El American spoke with Mexican Senator Alejandra Reynoso (Guanajuato-PAN) about what is happening in the country, the offensives of President Andrés Manuel López Obrador (AMLO) to consolidate his power and what it means to be part of the opposition bloc in the Upper House.
Guanajuato is perceived as a right-wing stronghold. In fact, it was the only state where AMLO did not win in the 2018 elections.
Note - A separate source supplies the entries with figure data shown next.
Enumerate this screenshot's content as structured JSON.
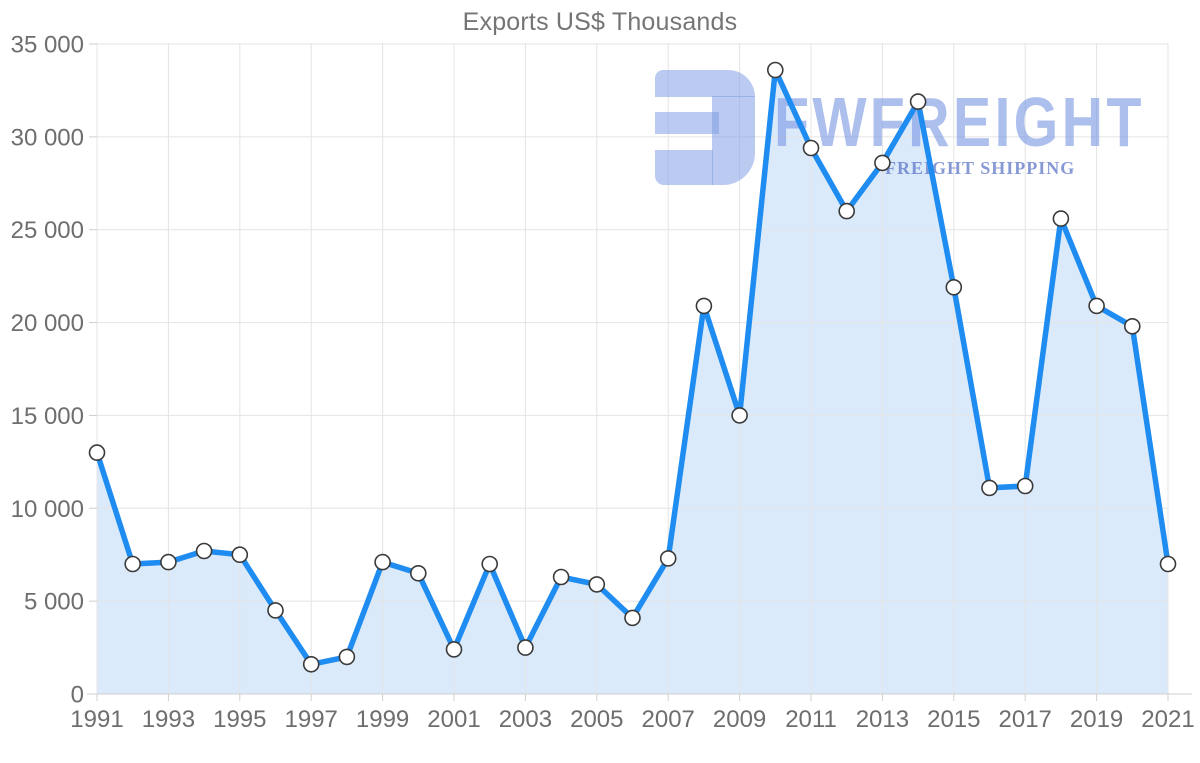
{
  "title": "Exports US$ Thousands",
  "watermark": {
    "brand": "FWFREIGHT",
    "tagline": "FREIGHT SHIPPING",
    "icon_color": "#b7c8f0",
    "brand_color": "#a4baee",
    "tagline_color": "#8099db"
  },
  "chart_data": {
    "type": "area",
    "title": "Exports US$ Thousands",
    "x": [
      1991,
      1992,
      1993,
      1994,
      1995,
      1996,
      1997,
      1998,
      1999,
      2000,
      2001,
      2002,
      2003,
      2004,
      2005,
      2006,
      2007,
      2008,
      2009,
      2010,
      2011,
      2012,
      2013,
      2014,
      2015,
      2016,
      2017,
      2018,
      2019,
      2020,
      2021
    ],
    "series": [
      {
        "name": "Exports US$ Thousands",
        "values": [
          13000,
          7000,
          7100,
          7700,
          7500,
          4500,
          1600,
          2000,
          7100,
          6500,
          2400,
          7000,
          2500,
          6300,
          5900,
          4100,
          7300,
          20900,
          15000,
          33600,
          29400,
          26000,
          28600,
          31900,
          21900,
          11100,
          11200,
          25600,
          20900,
          19800,
          7000
        ]
      }
    ],
    "xlabel": "",
    "ylabel": "",
    "ylim": [
      0,
      35000
    ],
    "ytick_step": 5000,
    "ytick_labels": [
      "0",
      "5 000",
      "10 000",
      "15 000",
      "20 000",
      "25 000",
      "30 000",
      "35 000"
    ],
    "xtick_years": [
      1991,
      1993,
      1995,
      1997,
      1999,
      2001,
      2003,
      2005,
      2007,
      2009,
      2011,
      2013,
      2015,
      2017,
      2019,
      2021
    ],
    "grid": true,
    "legend": "none",
    "line_color": "#1e8cf0",
    "area_color": "#dbeafb",
    "grid_color": "#e4e4e4",
    "axis_color": "#cfcfcf",
    "label_color": "#6e6e6e",
    "marker_fill": "#ffffff",
    "marker_stroke": "#3a3a3a"
  }
}
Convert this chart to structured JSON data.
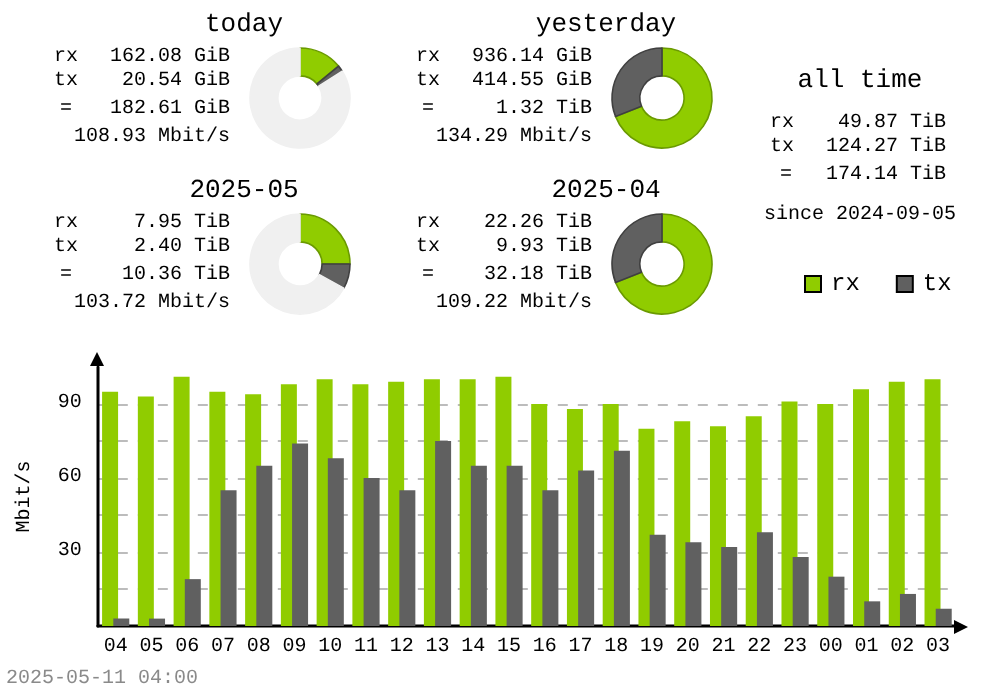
{
  "chart_data": [
    {
      "type": "donut",
      "title": "today",
      "categories": [
        null,
        null,
        null
      ],
      "values": [
        14,
        2,
        84
      ],
      "colors": [
        "#90cc00",
        "#606060",
        "#f0f0f0"
      ],
      "annotations": [
        "rx",
        "162.08 GiB",
        "tx",
        "20.54 GiB",
        "=",
        "182.61 GiB",
        "108.93 Mbit/s"
      ]
    },
    {
      "type": "donut",
      "title": "yesterday",
      "categories": [
        null,
        null
      ],
      "values": [
        69,
        31
      ],
      "colors": [
        "#90cc00",
        "#606060"
      ],
      "annotations": [
        "rx",
        "936.14 GiB",
        "tx",
        "414.55 GiB",
        "=",
        "1.32 TiB",
        "134.29 Mbit/s"
      ]
    },
    {
      "type": "other",
      "title": "all time",
      "annotations": [
        "rx",
        "49.87 TiB",
        "tx",
        "124.27 TiB",
        "=",
        "174.14 TiB",
        "since 2024-09-05"
      ]
    },
    {
      "type": "donut",
      "title": "2025-05",
      "categories": [
        null,
        null,
        null
      ],
      "values": [
        25,
        8,
        67
      ],
      "colors": [
        "#90cc00",
        "#606060",
        "#f0f0f0"
      ],
      "annotations": [
        "rx",
        "7.95 TiB",
        "tx",
        "2.40 TiB",
        "=",
        "10.36 TiB",
        "103.72 Mbit/s"
      ]
    },
    {
      "type": "donut",
      "title": "2025-04",
      "categories": [
        null,
        null
      ],
      "values": [
        69,
        31
      ],
      "colors": [
        "#90cc00",
        "#606060"
      ],
      "annotations": [
        "rx",
        "22.26 TiB",
        "tx",
        "9.93 TiB",
        "=",
        "32.18 TiB",
        "109.22 Mbit/s"
      ]
    },
    {
      "type": "bar",
      "ylabel": "Mbit/s",
      "categories": [
        "04",
        "05",
        "06",
        "07",
        "08",
        "09",
        "10",
        "11",
        "12",
        "13",
        "14",
        "15",
        "16",
        "17",
        "18",
        "19",
        "20",
        "21",
        "22",
        "23",
        "00",
        "01",
        "02",
        "03"
      ],
      "series": [
        {
          "name": "rx",
          "color": "#90cc00",
          "values": [
            95,
            93,
            101,
            95,
            94,
            98,
            100,
            98,
            99,
            100,
            100,
            101,
            90,
            88,
            90,
            80,
            83,
            81,
            85,
            91,
            90,
            96,
            99,
            100
          ]
        },
        {
          "name": "tx",
          "color": "#606060",
          "values": [
            3,
            3,
            19,
            55,
            65,
            74,
            68,
            60,
            55,
            75,
            65,
            65,
            55,
            63,
            71,
            37,
            34,
            32,
            38,
            28,
            20,
            10,
            13,
            7
          ]
        }
      ],
      "ylim": [
        0,
        105
      ],
      "yticks": [
        {
          "value": 15,
          "label": null
        },
        30,
        {
          "value": 45,
          "label": null
        },
        60,
        {
          "value": 75,
          "label": null
        },
        90
      ],
      "grid": "y",
      "legend": "top right",
      "annotations": [
        "2025-05-11 04:00"
      ]
    }
  ]
}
That is why the senator highlights the differences between this territory and the federal government, which, she says, “only destroys everything past, but does not finish building; and which treats private initiative as the fundamental enemy.”
“In Guanajuato, the economy is on a very steady course because there has been planning and the projects of one government have been respected in the next, not thinking in handouts, but in generating the conditions for investment and employment, recognizing that jobs are generated by private initiative, which is the fundamental ally.”
Reynoso also spoke to us about the difficulty of facing the centralizing idea of power in the figure of the president and reminded us that AMLO controls a good part of the Legislative — “with his qualified majority in the Chamber of Deputies and the simple majority in the Senate, where he also pressures the opposition by all means to keep his qualified majority” —, which has allowed him to concentrate even more power in the Executive.
When asked what it is like to negotiate with the ruling party in the Senate, the senator answered that the ruling party congressmen “still do not understand what it means to legislate” and that they only repeat what AMLO says every morning in his speeches.
“If there was an officialism that studied, that read, the level of debate would be different”.
To prove her point, Alejandra Reynoso brought up the vote of the transitory article with which “Minister Zaldívar’s term as president of the Supreme Court was extended, in open violation of the constitutional text. Did the senators of the ruling party not realize that Article 97 of the Constitution directly prevents what they were proposing in its transitory article? Did they know and did not care or did they not even realize it?”
In the interview, Reynoso also explains to us what is the logic under which the AMLO regime moves. “On the one hand, it takes up the absolutism of the party-state of the 70s, but combines it with Chavista socialism, and this combination is the model of the Sao Paulo Forum.”
“We see it with the route he is taking in the economic system, we see it in the health issue, in education, in the concentration of purchases. You see it in the discourse of ending national industry. For AMLO the businessman is synonymous with the enemy, he follows the model of Venezuela and this ‘socialism of the 21st century.’ It is the combination of the party-state of the ’70s and the 21st-century socialism of Chavismo.”
Despite the panorama that Alejandra Reynoso describes with AMLO in power, she affirms that every day she finds Mexicans who are willing to confront the government’s agenda “Because what is at stake, beyond party colors or affiliations, is a model of life, an economic model, a development model […] We have to be an opposition to a regime. And this opposition is built with the citizens.”